Von Ulf J. Froitzheim, Roland Keller und Eckhard Rahlenbeck
DIE ZUKUNFT BEGINNT in Gievenbeck-Südwest. Wenn im Frühjahr 1998 die ersten Familien mit dem Möbelwagen anrücken und das neue Stadtviertel im Nordwesten von Münster einweihen, wird sich zeigen, wie fit die Deutsche Telekom tatsächlich für den freien Wettbewerb ist, der par ordre de Brüssel am 1. Januar auf dem deutschen Fernmeldemarkt ausbricht.
Während im Rest der Republik das Gesetz der trägen Masse gilt – jeder, der nichts unternimmt, bleibt Telekom-Kunde – schreiten die Gievenbecker unfreiwillig zur Abstimmung. Wer dort telefonieren, faxen oder im Web surfen will, muß sich entscheiden, ob er seine TAE-Dose an die Glasfasern des lokalen Netzbetreibers Citykom Münster anschließen läßt oder wie gewohnt ans T-Net – erstmals liegen zwei separate Kabelstränge unter dem Pflaster. Gewinnen kann die Telekom nur, wenn sie die Zuzügler überzeugt, daß sie den besseren Service bietet: An der Preisfront hat sie mit ihren bundeseinheitlichen Tarifen keine Chance. Thomas Gläßer, Leiter Marketing und Vertrieb der Citykom, freut sich aufs Duell: „Wir werden um einen zweistelligen Prozentsatz billiger sein.“
Die Blicke der Branche richten sich nicht zuletzt deshalb auf die Westfalen-Metropole, weil die Generaldirektion der Telekom Gievenbeck-Südwest zur Chefsache erklärt hat. Der Ortsteil hätte Chancen gehabt, in die Annalen einzugehen als Deutschlands erste Siedlung, deren Infrastruktur vollständig in den Händen eines neuen Netzbetreibers liegt.
Tatsächlich schien es den Managern der Stadtwerke-Tochter Citykom anfangs so, als stehe die örtliche Telekom-Niederlassung einem Interconnection-Vertrag mit umgekehrtem Vorzeichen aufgeschlossen gegenüber. Die Bonner hätten als Untermieter die „Letzte Meile“ der Münsteraner mitbenutzen dürfen, die Investition hätte sich in der halben Zeit amortisiert.
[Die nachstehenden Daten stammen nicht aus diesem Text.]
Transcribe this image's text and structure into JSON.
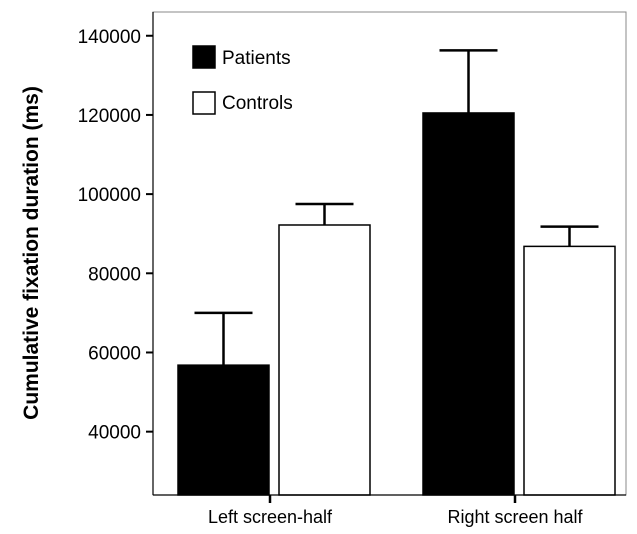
{
  "colors": {
    "patients": "#000000",
    "controls": "#ffffff",
    "axis": "#000000",
    "frame": "#888888"
  },
  "chart_data": {
    "type": "bar",
    "ylabel": "Cumulative fixation duration (ms)",
    "ylim": [
      24000,
      146000
    ],
    "yticks": [
      40000,
      60000,
      80000,
      100000,
      120000,
      140000
    ],
    "categories": [
      "Left screen-half",
      "Right screen half"
    ],
    "series": [
      {
        "name": "Patients",
        "values": [
          56800,
          120500
        ],
        "error_upper": [
          70000,
          136300
        ],
        "fill": "#000000"
      },
      {
        "name": "Controls",
        "values": [
          92200,
          86800
        ],
        "error_upper": [
          97500,
          91800
        ],
        "fill": "#ffffff"
      }
    ],
    "legend": {
      "placement": "top-left"
    },
    "grid": false
  }
}
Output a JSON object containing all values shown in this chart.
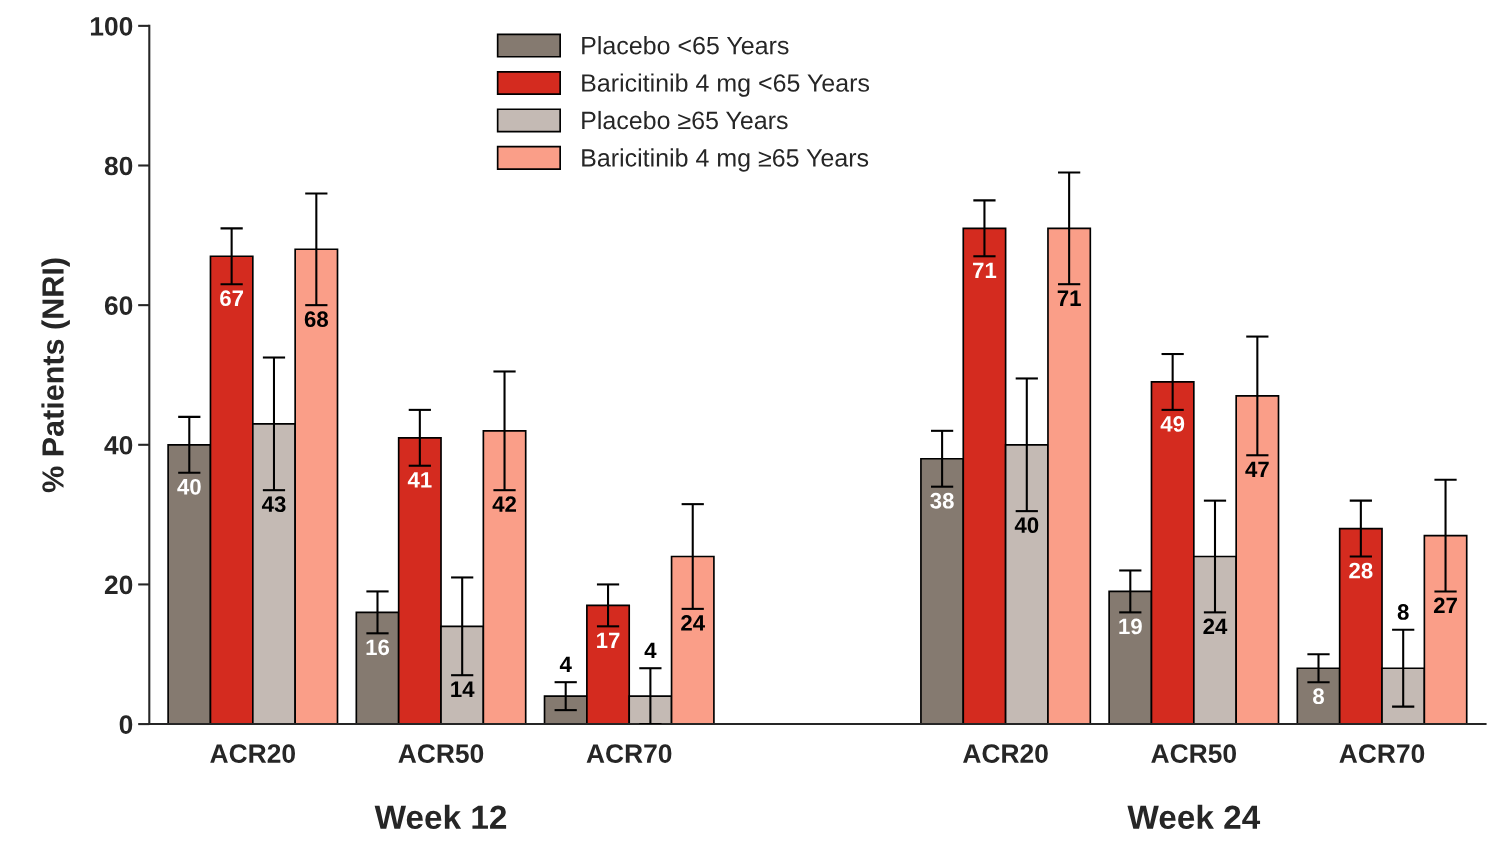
{
  "chart_data": {
    "type": "bar",
    "ylabel": "% Patients (NRI)",
    "categories": [
      "ACR20",
      "ACR50",
      "ACR70",
      null,
      "ACR20",
      "ACR50",
      "ACR70"
    ],
    "series": [
      {
        "name": "Placebo <65 Years",
        "color": "#857a70",
        "values": [
          40,
          16,
          4,
          null,
          38,
          19,
          8
        ],
        "errors": [
          4,
          3,
          2,
          null,
          4,
          3,
          2
        ]
      },
      {
        "name": "Baricitinib 4 mg <65 Years",
        "color": "#d42b1f",
        "values": [
          67,
          41,
          17,
          null,
          71,
          49,
          28
        ],
        "errors": [
          4,
          4,
          3,
          null,
          4,
          4,
          4
        ]
      },
      {
        "name": "Placebo ≥65 Years",
        "color": "#c4bab4",
        "values": [
          43,
          14,
          4,
          null,
          40,
          24,
          8
        ],
        "errors": [
          9.5,
          7,
          4,
          null,
          9.5,
          8,
          5.5
        ]
      },
      {
        "name": "Baricitinib 4 mg ≥65 Years",
        "color": "#fa9e88",
        "values": [
          68,
          42,
          24,
          null,
          71,
          47,
          27
        ],
        "errors": [
          8,
          8.5,
          7.5,
          null,
          8,
          8.5,
          8
        ]
      }
    ],
    "annotations": [
      "Week 12",
      "Week 24"
    ],
    "ylim": [
      0,
      100
    ],
    "yticks": [
      0,
      20,
      40,
      60,
      80,
      100
    ],
    "data_labels": true,
    "grid": false,
    "legend": "top"
  }
}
Doch dann kam das offizielle Nein – ohne Zweifel auf Anweisung von oben. Der Marktführer will nirgendwo die zweite Geige spielen, nicht einmal an der Peripherie einer Provinzstadt.
EIN RISKANTES SPIEL: Während sich die Telekom in Münster hinter ihrer jahrzehntelangen Erfahrung und der starken Marke mit dem Magenta-T verschanzt, reizt Gläßer mit der Trumpfkarte Internet: Als offizieller Service Provider der Universitätsstadt ist Citykom der Lokalmatador. Es gilt als sicher, daß der Tarif einen Bonus für Kunden enthalten wird, die mit dem Telefon zugleich einen WWW-Zugang buchen.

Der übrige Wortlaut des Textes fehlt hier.